The discretionary pricing strategies of the oligopolies that make up the Argentine supermarket sector don’t have a significant effect on inflation, it seems. But the power of the chains, coupled with high costs of distribution passed on by transport unions in a distorted supply chain, means that even though farmers are paid little for their produce, consumers can end up being charged as much as 10 times more for a product when they pay at the till.
According to Euromonitor International, in 2013 Argentina’s three largest supermarkets shared 40 percent of the market. Regardless of who measured inflation that year — other than the INDEC statistics bureau, which was the subject of government intervention — the number was above 20 percent.
The same source, in addition to World Bank data, shows that the concentration of supermarket ownership in Chile was higher than in Argentina in 2013 — the top three firms in the neighbouring country accounted for 45 percent of the market — but inflation clocked in at 1.8 percent. Similarly, in Mexico, where the largest three companies held 35 percent of the market that year, inflation registered at 3.8 percent.

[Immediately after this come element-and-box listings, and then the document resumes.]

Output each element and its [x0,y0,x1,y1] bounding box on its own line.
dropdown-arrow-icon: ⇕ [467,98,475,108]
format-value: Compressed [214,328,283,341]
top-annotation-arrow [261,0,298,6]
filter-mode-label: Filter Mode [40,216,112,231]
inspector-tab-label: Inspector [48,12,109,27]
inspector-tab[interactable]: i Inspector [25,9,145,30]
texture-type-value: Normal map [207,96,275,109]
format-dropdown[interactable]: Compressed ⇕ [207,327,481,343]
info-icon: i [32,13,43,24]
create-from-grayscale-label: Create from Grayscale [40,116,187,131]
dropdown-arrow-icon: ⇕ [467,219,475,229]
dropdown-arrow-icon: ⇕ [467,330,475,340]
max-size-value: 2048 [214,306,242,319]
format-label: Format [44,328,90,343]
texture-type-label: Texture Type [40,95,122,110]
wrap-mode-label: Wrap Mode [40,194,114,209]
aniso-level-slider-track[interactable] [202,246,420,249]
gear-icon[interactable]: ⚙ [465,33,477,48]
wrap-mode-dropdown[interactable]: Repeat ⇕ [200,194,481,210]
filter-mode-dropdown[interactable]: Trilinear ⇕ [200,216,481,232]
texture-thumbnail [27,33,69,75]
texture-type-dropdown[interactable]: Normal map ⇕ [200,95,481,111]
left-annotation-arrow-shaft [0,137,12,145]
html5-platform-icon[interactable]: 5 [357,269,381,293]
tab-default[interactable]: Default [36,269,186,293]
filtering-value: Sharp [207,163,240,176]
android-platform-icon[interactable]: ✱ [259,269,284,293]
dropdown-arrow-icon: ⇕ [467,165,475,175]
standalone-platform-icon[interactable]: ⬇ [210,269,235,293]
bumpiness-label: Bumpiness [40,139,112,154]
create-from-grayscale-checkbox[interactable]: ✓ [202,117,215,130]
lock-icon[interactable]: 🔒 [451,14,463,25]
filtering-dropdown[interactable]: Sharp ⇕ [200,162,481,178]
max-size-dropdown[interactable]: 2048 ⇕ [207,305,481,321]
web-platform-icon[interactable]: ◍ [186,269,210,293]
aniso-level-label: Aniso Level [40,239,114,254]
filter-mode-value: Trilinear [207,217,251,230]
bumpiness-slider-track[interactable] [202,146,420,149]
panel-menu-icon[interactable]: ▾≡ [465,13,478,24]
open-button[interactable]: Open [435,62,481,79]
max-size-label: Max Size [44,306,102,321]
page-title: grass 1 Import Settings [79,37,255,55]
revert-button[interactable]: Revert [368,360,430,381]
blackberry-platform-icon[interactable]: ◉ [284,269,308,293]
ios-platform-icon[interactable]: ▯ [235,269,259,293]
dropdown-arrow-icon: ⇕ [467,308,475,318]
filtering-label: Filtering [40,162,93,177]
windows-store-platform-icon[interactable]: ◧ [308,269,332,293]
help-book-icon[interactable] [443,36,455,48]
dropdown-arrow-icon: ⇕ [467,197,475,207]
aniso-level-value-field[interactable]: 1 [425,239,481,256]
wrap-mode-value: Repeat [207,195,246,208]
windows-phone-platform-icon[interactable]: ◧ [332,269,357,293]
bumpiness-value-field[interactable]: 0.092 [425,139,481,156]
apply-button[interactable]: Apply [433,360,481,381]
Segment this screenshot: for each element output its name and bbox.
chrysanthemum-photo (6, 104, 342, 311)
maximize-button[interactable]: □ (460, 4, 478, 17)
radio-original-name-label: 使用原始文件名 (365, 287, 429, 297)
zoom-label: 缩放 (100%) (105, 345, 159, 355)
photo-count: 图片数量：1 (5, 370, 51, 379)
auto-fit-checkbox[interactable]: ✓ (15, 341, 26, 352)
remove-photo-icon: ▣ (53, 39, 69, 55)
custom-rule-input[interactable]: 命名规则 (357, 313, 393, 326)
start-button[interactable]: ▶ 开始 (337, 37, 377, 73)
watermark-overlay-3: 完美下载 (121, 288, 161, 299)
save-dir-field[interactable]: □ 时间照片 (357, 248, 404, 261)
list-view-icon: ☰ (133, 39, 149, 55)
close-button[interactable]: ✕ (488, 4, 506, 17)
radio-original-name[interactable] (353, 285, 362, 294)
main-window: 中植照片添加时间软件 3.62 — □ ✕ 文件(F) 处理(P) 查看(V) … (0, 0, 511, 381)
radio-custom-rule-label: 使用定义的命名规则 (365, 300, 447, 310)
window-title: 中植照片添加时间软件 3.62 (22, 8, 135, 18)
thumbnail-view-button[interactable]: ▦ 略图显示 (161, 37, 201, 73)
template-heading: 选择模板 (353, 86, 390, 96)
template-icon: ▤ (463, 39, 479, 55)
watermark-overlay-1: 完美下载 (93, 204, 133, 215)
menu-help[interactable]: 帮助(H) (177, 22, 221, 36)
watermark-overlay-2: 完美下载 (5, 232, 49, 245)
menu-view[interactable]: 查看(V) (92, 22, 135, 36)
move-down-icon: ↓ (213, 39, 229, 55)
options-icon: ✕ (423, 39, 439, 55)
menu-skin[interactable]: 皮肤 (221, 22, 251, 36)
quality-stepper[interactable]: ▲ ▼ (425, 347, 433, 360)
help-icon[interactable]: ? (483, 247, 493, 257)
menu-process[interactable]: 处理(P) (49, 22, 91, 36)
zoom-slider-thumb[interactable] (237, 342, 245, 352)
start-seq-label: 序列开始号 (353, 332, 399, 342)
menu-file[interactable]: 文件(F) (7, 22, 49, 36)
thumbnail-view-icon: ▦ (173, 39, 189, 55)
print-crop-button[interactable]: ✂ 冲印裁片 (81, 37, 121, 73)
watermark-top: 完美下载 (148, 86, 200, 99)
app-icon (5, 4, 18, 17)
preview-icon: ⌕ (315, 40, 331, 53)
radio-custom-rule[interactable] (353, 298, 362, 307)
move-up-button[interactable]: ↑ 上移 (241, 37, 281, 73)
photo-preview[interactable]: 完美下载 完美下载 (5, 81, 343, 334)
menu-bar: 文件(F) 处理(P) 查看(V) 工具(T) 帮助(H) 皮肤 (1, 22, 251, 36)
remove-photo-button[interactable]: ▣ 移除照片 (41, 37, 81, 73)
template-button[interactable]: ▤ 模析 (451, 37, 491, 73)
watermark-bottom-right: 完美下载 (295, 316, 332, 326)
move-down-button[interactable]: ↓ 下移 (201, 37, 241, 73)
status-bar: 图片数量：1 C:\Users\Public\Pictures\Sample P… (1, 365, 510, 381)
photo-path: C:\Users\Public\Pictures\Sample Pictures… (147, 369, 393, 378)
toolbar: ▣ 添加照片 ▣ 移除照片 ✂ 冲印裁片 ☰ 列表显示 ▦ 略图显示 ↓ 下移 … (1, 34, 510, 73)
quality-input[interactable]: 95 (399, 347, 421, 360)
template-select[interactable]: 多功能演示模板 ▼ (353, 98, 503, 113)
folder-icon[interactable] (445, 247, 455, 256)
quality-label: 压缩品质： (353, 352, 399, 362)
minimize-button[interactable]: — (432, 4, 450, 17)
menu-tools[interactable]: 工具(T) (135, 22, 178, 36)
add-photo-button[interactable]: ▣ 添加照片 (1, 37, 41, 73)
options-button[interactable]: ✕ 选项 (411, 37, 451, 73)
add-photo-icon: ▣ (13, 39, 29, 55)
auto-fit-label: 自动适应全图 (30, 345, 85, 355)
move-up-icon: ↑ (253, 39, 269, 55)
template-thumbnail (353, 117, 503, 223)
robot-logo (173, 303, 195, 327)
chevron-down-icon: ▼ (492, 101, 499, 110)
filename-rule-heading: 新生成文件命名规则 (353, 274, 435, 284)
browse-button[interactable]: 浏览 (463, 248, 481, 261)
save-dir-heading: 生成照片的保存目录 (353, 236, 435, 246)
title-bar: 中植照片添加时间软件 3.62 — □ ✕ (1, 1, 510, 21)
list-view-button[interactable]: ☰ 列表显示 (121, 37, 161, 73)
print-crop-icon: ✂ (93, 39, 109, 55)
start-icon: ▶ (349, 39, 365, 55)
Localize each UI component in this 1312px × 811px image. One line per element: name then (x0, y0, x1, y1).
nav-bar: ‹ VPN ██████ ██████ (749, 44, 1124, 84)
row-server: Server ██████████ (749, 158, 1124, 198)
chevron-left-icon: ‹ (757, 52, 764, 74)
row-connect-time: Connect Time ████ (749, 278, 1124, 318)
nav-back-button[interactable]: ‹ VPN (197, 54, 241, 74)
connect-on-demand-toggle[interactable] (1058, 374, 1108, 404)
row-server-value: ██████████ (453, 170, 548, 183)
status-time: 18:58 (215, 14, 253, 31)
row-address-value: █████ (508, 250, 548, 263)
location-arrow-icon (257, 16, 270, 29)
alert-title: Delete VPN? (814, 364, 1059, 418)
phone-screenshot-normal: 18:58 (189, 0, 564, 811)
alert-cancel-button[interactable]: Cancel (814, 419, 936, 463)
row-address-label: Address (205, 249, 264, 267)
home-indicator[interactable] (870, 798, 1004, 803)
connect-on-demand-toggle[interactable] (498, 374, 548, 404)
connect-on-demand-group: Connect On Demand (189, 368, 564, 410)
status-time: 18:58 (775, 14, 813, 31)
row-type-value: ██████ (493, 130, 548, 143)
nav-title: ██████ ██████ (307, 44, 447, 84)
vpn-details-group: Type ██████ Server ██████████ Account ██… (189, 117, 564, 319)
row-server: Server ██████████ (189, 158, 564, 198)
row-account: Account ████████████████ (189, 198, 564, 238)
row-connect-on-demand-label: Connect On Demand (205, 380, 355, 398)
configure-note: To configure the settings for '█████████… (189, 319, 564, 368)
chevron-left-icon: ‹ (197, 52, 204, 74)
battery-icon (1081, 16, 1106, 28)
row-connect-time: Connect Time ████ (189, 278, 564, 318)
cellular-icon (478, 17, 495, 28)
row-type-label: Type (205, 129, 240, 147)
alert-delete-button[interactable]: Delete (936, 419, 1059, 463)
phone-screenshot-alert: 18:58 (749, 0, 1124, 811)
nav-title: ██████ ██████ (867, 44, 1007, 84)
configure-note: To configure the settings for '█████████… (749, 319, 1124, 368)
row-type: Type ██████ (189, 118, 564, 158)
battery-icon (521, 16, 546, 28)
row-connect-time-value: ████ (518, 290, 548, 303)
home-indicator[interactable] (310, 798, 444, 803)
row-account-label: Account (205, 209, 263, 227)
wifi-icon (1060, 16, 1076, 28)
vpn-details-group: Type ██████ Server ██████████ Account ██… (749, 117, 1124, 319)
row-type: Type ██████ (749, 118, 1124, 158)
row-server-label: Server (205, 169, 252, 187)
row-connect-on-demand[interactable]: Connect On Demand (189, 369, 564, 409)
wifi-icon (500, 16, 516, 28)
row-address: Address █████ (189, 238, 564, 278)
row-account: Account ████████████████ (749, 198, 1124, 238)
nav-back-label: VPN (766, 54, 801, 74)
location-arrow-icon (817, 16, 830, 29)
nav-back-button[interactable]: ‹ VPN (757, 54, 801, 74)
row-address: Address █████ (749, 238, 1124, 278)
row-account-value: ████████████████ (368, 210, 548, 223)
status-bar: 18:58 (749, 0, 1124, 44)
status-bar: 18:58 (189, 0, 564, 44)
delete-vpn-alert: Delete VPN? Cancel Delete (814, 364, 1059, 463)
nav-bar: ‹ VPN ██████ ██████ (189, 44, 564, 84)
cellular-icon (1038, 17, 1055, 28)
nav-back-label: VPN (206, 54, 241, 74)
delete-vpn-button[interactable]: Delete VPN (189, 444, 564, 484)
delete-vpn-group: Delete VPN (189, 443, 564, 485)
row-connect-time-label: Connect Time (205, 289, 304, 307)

Miguel Ángel Boggiano, a behavioural finance professor at San Andrés University, who collected this data, added another point of comparison for the Herald: “In Europe, you generally find the concentration of supermarkets at 80 or 90 percent, and inflation at an average of just three percent.”
But although grocery retailer concentration and profit margins don’t seem to cause inflation at the macro-level, a significant issue that plagues the Argentine economy is the meagre sum paid to small- and medium-sized suppliers in the food industry, whose products are sold by large supermarkets after seemingly excessive markups.